A lot of customers are unaware as to what goes into a job. The time, the money, the skill required. Sometimes, this lack of understanding can even cause conflict between a tradesman and their customer. Consequently, there are a few things that tradesmen simply wished their customer would understand.
1. How much things actually cost.
Sometimes, there can be a constant battle between a homeowner and their tradesman. The customer thinks the cost is too high. And the tradesman is refusing to budge on price. A never ending battle. It’s understandable though, everyone wants to save money. But a ‘five minute job’ is never just a ‘five minute job’ to a tradesperson. They have to earn some money too or the entire job would be pointless.

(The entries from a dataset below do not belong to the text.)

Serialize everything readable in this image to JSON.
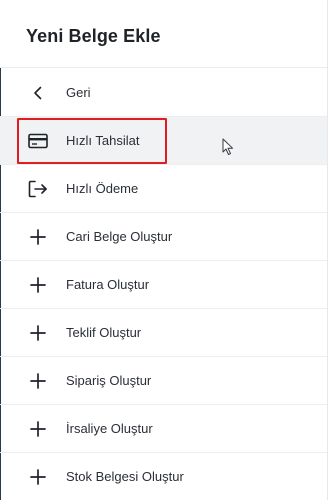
{
  "header": {
    "title": "Yeni Belge Ekle"
  },
  "menu": {
    "items": [
      {
        "label": "Geri",
        "icon": "chevron-left-icon"
      },
      {
        "label": "Hızlı Tahsilat",
        "icon": "credit-card-icon"
      },
      {
        "label": "Hızlı Ödeme",
        "icon": "logout-icon"
      },
      {
        "label": "Cari Belge Oluştur",
        "icon": "plus-icon"
      },
      {
        "label": "Fatura Oluştur",
        "icon": "plus-icon"
      },
      {
        "label": "Teklif Oluştur",
        "icon": "plus-icon"
      },
      {
        "label": "Sipariş Oluştur",
        "icon": "plus-icon"
      },
      {
        "label": "İrsaliye Oluştur",
        "icon": "plus-icon"
      },
      {
        "label": "Stok Belgesi Oluştur",
        "icon": "plus-icon"
      }
    ]
  },
  "colors": {
    "highlight": "#e11d22",
    "active_row": "#f1f2f4",
    "text": "#2a2f36"
  }
}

Plus, there are a lot of different factors that need to be considered when receiving a quote from a tradesperson. The price will more than likely include things that customers don’t even consider like travel time and the time needed to buy the materials. There may even be an extra charge for the quote itself too. Visiting the site and pricing up a job can be extremely time consuming. Time which could have been spent on other jobs earning more money.
2. What skills are required.
Another thing customer’s need to consider; this will also be included in the price of a job. At the end of the day, a tradesman’s costs will reflect his skill set. You wouldn’t expect a receptionist to get paid the same as a doctor. The doctor has trained and gained the skills to be in the position he is. And consequently, his pay will reflect this.
It’s for this reason as well that many tradespeople become irritated by customers following them around and questioning their work. They know what they’re doing. Plus, chances are they’ll finish a lot sooner if they don’t have to constantly prove themselves to customers.
3. How much the site will need to be prepped.
Tradespeople aren’t miracle workers that appear, do the work and then vanish again whilst the customer sits back and relax. Nope. The customer needs to prepare just as much as the tradespeople do. For example, they need accessible parking. It’s no good to the customer if they have to park half way down the street because there’s nowhere close by. It’s just going to make the job longer.
Any way the customer can make the site more accessible for the tradesman will mean they can get the job done more efficiently. I mean c’mon, you can’t expect them not to go to the toilet all day, you need to provide a loo. They’ll have to travel to find one if not, which will end up costing you more time and money. Or, they’ll hire a portaloo, an expense which will ultimately get passed onto you anyway.